Governments are moving to allay industry fears any extra revenue gained from increasing registration and fuel charges will disappear into

Governments are moving to allay industry fears any extra revenue gained from increasing registration and fuel charges will disappear into consolidated revenue.

The decision by the Australian Transport Council (ATC) on last month to pass higher registration charges and to index the fuel excise left the industry questioning where the extra money would go.

Steve Shearer of the South Australian Road Transport Association (SARTA) expressed scepticism over claims higher charges would lead to greater investment.

The industry stalwart says there is no way for the industry to prove how much money is taken from the increases and how much is actually spent on transport projects.

But federal Minister for Transport Anthony Albanese used his announcement of the $70 million Heavy Vehicle Safety and Productivity Plan to assure the industry he did not vote to increase charges merely to prop up government coffers.

According to Albanese, "this much greater investment in road safety and transport productivity" is only possible because the ATC increased road user charges.

The plan will fund tachograph trials, the construction of rest stops and parking areas and freight route upgrades.

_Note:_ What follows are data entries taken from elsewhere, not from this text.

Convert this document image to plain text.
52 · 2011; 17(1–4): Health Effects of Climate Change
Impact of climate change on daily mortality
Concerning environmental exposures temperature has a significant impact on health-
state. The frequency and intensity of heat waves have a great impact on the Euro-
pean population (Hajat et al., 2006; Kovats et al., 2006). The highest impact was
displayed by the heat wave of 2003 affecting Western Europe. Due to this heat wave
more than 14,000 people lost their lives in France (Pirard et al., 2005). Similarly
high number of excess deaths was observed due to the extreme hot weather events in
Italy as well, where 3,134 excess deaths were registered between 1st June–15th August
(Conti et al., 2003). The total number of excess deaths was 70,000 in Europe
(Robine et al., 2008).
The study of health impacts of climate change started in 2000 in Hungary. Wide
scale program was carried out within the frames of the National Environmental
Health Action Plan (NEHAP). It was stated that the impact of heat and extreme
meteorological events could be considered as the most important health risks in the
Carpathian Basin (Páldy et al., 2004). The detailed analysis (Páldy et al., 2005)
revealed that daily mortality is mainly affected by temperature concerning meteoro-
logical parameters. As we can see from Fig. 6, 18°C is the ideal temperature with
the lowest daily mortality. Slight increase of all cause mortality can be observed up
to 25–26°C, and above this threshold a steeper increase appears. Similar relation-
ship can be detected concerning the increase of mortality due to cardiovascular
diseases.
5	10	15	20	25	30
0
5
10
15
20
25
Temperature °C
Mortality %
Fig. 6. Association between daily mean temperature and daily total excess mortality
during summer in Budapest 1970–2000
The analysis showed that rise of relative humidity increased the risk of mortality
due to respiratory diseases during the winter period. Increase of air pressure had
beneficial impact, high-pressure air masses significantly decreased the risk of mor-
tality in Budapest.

Furthermore, the states have agreed to investigate the introduction of mandatory, periodic health checks for truck drivers as well as conduct further work on new national standards for random drug and alcohol testing.

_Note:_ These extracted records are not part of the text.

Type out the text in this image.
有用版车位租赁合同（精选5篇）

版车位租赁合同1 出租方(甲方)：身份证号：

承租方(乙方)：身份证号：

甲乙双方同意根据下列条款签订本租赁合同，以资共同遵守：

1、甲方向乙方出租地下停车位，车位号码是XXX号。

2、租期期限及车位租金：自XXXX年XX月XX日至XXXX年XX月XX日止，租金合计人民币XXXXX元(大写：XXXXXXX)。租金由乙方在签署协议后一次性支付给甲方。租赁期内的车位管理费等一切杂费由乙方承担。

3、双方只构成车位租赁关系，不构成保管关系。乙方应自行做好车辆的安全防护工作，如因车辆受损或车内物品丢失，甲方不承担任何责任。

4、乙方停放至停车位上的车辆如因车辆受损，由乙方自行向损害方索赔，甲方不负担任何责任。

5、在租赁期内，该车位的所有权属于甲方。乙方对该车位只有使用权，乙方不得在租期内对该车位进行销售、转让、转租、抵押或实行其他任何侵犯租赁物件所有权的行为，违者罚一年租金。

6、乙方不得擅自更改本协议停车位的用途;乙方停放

There are positive indications for extra funding in Queensland, with Queensland Transport Association boss Peter Garske confident of securing greater investment in the way of road freight initiatives.

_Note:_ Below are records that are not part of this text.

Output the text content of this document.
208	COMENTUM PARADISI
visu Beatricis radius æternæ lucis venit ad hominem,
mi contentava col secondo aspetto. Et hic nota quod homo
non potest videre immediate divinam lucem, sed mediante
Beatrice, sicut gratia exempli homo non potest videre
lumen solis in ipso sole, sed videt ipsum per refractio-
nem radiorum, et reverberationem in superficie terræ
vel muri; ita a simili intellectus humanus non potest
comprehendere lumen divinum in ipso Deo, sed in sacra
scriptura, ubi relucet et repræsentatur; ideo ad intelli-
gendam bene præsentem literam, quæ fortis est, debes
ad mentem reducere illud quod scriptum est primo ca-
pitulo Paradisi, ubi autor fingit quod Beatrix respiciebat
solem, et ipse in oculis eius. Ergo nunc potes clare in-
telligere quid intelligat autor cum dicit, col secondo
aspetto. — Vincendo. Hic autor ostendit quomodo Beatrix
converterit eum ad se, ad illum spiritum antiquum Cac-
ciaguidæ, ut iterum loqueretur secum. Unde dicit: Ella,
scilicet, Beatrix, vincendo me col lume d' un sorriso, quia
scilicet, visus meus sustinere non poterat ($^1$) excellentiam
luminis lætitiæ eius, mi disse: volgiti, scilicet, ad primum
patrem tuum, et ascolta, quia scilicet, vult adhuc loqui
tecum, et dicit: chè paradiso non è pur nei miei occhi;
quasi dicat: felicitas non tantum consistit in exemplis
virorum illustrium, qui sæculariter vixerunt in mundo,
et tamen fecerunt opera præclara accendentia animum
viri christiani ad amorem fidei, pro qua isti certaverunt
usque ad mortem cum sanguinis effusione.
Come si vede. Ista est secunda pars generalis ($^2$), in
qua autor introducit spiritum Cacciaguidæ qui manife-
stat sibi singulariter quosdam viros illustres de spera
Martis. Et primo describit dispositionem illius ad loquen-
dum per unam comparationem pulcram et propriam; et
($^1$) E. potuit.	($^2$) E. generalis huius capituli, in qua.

"Our negotiations with the Queensland Minister [for Transport] John Mickel have indicated that he is prepared to discuss the allocation of increased revenue in Queensland – approximately $23 million per annum – to productivity and efficiency measures," he says.

Northern Territory Minister for Transport Delia Lawrie says operators there can expect more in the way of road funding.

"The Northern Territory Government currently has a record roads spend of $180 million and is committed to increasing its investment in road infrastructure to support the transport industry," she says.

The South Australian Government is also acting to convince the industry that any extra revenue squeezed from the industry will be put straight back into transport projects.

"All heavy vehicle registration revenue in South Australia is deposited into the Highways Fund and by legislation is required to be used for road related purposes," according to a spokesman for Minister for Transport Patrick Conlon. "This includes both infrastructure and non-infrastructure purposes."

While the Western Australian Government is "obliged to put all that money [registration charges] into road funding", the Government will also distribute 27 percent of revenue to councils, Minister for Transport Allanah MacTiernan says.

Victoria and New South Wales are already committing to building more rest areas, a move that has gained significant support from the Victorian Transport Association (VTA).

VTA Chief Executive Phil Lovel says he is impressed by the commitment of the NSW and Victorian governments in addressing rest stop areas. He says both governments are taking the lead on the issue.

"The NSW Government is really committed to looking at rest areas; the Victorian Government is the same," he says.

The Australian Capital Territory Government, on the other hand, has not allocated any extra funding from increased charges because, as a spokeswoman says, the Government is simply recouping expenditure owed to it by the trucking industry.

"As the heavy vehicle charges determination is premised on the recovery of expenditure, there is not considered to be any extra revenue to be able to be reinvested into the transport industry," the spokeswoman says.

In fact, the ACT Government estimates it will still be under-recovering once the new charges take effect. According to the spokeswoman, transport expenditure will exceed the revenue gained from the increased charges by $2.8 million.